Please make this phone call today and talk to her caseworker.
post #19 of 70
Quote:
Originally Posted by EviesMom View Post
Wow, I'm shocked at the number of people who say to call CPS. Other than the child making it on her runaway bid far enough to approach a stranger, I can't see what's "wrong" here. Kid tries to run away, parent or foster parent searches for them, finds them, talks to them, brings them home. Isn't that what should happen if a troubled child tries to run away? I might call the caseworker just to let her know, but I can't imagine why it would ever involve CPS.
Her caseworker is part of CPS, I personally would have asked her to give me the number of her caseworker ( since she said she was on her way to meet her ) and then called her from my cell. But given that the foster parent showed up so quickly I'm not sure there would have been time for that.
post #20 of 70
At the risk of getting flamed.....here's my 2 cents.
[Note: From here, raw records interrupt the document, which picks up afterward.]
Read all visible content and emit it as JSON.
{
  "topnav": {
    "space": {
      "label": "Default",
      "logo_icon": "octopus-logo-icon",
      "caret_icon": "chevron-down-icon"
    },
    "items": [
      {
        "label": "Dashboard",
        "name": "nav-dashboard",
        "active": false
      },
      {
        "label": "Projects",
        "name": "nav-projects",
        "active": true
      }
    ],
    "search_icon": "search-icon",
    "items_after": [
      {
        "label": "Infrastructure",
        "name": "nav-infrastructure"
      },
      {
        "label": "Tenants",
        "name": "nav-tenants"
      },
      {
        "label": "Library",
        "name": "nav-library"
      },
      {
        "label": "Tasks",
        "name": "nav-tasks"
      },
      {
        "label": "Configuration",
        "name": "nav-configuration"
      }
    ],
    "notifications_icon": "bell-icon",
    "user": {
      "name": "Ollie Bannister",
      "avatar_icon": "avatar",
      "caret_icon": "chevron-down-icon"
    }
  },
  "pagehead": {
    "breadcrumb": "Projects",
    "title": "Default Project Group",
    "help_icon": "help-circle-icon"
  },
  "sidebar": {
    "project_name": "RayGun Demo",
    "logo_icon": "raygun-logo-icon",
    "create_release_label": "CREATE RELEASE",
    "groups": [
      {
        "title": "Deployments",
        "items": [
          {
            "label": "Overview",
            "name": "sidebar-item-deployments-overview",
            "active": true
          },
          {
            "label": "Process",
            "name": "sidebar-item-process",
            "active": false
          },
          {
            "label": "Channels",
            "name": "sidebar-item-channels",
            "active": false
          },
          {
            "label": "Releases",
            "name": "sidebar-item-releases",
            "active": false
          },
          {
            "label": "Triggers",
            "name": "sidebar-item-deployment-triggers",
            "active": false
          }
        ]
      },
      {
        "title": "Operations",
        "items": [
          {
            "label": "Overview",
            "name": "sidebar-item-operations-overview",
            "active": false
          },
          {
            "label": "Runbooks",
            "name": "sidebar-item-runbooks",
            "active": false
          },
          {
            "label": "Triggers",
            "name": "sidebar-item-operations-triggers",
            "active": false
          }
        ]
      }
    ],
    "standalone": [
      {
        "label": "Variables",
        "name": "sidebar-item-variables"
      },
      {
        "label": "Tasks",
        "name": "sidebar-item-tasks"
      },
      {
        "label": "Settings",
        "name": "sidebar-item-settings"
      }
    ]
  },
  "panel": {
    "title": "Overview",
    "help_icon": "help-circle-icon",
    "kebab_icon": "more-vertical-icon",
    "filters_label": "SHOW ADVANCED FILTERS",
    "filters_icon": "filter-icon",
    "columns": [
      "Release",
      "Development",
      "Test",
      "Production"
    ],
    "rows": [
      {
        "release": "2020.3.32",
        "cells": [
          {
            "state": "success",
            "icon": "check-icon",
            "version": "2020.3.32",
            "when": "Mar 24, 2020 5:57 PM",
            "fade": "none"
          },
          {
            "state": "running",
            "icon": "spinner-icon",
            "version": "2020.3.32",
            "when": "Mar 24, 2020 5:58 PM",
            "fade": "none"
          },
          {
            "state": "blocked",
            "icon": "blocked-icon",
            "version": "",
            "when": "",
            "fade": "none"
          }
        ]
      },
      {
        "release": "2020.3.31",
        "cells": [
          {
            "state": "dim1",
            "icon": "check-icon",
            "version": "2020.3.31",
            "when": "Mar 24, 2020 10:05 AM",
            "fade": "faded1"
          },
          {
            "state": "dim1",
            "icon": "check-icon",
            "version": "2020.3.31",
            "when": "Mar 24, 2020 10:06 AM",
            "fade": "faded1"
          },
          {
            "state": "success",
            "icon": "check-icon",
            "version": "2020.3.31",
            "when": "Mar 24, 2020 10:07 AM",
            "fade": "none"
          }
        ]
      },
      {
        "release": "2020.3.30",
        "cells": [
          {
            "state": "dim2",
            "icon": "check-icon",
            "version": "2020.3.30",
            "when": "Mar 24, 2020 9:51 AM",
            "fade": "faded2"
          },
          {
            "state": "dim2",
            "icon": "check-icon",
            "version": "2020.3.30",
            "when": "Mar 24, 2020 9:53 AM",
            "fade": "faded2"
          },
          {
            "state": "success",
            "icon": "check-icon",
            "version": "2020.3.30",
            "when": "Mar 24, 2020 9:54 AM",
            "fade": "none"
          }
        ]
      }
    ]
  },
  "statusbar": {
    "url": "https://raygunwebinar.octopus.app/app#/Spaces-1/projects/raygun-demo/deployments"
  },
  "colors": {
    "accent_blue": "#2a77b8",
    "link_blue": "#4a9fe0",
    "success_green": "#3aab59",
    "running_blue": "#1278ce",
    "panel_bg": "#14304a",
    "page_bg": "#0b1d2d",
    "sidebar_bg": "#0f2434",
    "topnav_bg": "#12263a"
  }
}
I would have taken her where she wanted to go and I would have asked the foster mom why the child was so afraid of her. If foster mom called the cops that would have been great, then the little girl would have more advocates.....then I get to tell my side of the story and the little girl has another advocate. Obviously the child was afraid, I don't believe she would have approached a total stranger unless she wasn't. If the little girl had caused some kind of trouble the case worker would have been a mediator between the little girl and the foster mom. Of course the foster mom isn't going to cause a ruckus in a parking lot out in public, of course she is going to play it completely calm and "together". The little girl clearly did not want to go with the foster mom. Huge. Red. Flag.

Hind sight is always 20/20 and we can say what we would have done, should have done or could have done but there is really no way to know unless it happens to you. Maybe you did the right thing....I wish the system was 100% but it's not and it really sucks for the children, who are the point anyway.